ACT’s plan for managed isolation and quarantine (MIQ) – were it to be in Government – would be to allow private hotels to provide MIQ services under contract to the government as a way to relieve the shortage of MIQ beds. Governed under strict rules, both workers and guests in these facilities would have to be vaccinated.
‘‘ACT has a plan to expand MIQ places and make it safer than what the Government is doing now. Under ACT’s plan, owners of currently mothballed hotels could seek a licence to operate MIQ according to strict criteria,’’ ACT leader David Seymour said in a statement accompanying the release.

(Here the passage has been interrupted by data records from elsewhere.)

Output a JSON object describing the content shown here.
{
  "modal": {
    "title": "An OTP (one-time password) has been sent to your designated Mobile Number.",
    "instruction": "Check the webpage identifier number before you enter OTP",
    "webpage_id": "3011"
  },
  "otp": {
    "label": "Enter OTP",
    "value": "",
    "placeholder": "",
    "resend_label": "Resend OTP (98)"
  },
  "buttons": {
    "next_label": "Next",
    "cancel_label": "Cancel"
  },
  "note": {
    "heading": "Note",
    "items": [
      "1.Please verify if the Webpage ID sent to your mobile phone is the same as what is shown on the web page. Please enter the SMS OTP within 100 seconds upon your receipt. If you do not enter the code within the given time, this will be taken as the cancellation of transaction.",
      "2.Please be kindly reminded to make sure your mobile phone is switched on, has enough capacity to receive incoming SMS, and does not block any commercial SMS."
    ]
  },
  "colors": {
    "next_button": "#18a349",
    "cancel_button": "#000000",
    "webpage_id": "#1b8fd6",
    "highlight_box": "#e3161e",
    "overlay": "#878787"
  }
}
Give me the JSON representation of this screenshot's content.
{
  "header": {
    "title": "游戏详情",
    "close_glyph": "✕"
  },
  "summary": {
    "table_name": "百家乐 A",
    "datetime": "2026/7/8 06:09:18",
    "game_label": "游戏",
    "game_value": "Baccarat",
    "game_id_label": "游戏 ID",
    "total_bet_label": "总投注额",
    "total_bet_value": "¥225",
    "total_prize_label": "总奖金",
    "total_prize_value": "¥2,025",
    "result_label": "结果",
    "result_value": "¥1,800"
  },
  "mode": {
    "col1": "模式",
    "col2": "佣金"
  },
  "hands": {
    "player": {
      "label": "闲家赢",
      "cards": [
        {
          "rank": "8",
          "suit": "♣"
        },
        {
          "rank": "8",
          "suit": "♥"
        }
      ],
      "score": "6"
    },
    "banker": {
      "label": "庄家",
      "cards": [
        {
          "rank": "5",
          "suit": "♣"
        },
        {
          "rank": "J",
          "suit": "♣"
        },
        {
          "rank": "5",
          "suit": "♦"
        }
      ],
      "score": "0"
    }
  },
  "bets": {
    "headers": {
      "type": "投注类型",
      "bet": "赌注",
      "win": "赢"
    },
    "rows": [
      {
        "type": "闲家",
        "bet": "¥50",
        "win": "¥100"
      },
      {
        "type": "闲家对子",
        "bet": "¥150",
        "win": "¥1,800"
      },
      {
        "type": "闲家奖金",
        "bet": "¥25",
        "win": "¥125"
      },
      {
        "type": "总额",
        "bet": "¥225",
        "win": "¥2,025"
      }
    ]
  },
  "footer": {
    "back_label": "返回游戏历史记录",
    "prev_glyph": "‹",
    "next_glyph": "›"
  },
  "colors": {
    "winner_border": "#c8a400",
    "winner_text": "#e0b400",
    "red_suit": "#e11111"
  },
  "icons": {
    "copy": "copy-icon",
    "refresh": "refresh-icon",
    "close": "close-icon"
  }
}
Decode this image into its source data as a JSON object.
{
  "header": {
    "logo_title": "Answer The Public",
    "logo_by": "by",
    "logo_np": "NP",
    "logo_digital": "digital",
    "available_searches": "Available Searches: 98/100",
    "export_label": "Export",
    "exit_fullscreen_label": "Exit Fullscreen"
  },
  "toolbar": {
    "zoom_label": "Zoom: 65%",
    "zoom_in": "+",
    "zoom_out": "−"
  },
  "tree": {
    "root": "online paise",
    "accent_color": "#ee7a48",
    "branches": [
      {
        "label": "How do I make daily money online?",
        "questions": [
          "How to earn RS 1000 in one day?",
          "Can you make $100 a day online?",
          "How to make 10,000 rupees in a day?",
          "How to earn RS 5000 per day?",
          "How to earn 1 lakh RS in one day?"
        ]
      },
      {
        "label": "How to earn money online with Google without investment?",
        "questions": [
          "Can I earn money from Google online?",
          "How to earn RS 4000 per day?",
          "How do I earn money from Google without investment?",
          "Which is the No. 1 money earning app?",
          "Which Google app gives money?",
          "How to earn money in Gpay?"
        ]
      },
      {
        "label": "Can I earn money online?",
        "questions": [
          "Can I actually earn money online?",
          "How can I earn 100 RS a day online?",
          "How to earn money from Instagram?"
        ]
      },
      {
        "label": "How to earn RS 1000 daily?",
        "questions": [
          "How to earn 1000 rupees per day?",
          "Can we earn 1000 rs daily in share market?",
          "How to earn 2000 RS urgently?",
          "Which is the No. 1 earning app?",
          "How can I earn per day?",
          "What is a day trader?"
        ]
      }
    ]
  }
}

‘‘New Zealand is losing business to countries that have a plan to reconnect, while our Government frets
and marks time. Businesses are in despair as they often can’t find people with critical skills in a New Zealand labour market that is red-hot.’’ Also, in response to labour market shortages, ACT says it would cancel the Labour Government’s ‘‘immigration reset’’, which has been flagged by Cabinet ministers though few specific details have been provided. Instead, ACT said it would return to pre-Covid immigration rules.
‘‘ACT would dump Labour’s ‘once in a generation’ immigration reset. Immigration reform may be needed in the future, but right now we need certainty,’’ ACT spokesmen James McDowall and Mark Cameron said.
‘‘ACT would signal a return to the pre-Covid immigration settings as soon as public health concerns allow,’’ McDowall said.
In addition to those two policies, ACT proposed to ‘‘cut through red tape’’ by scrapping or reversing Government policies on climate change and resource planning, and labour and health-andsafety requirements – the ‘‘four horsemen’’ of regulation, a biblical reference to the harbingers of an apocalypse.
Such laws would be ‘‘rebalanced’’ in favour or employers and property owners.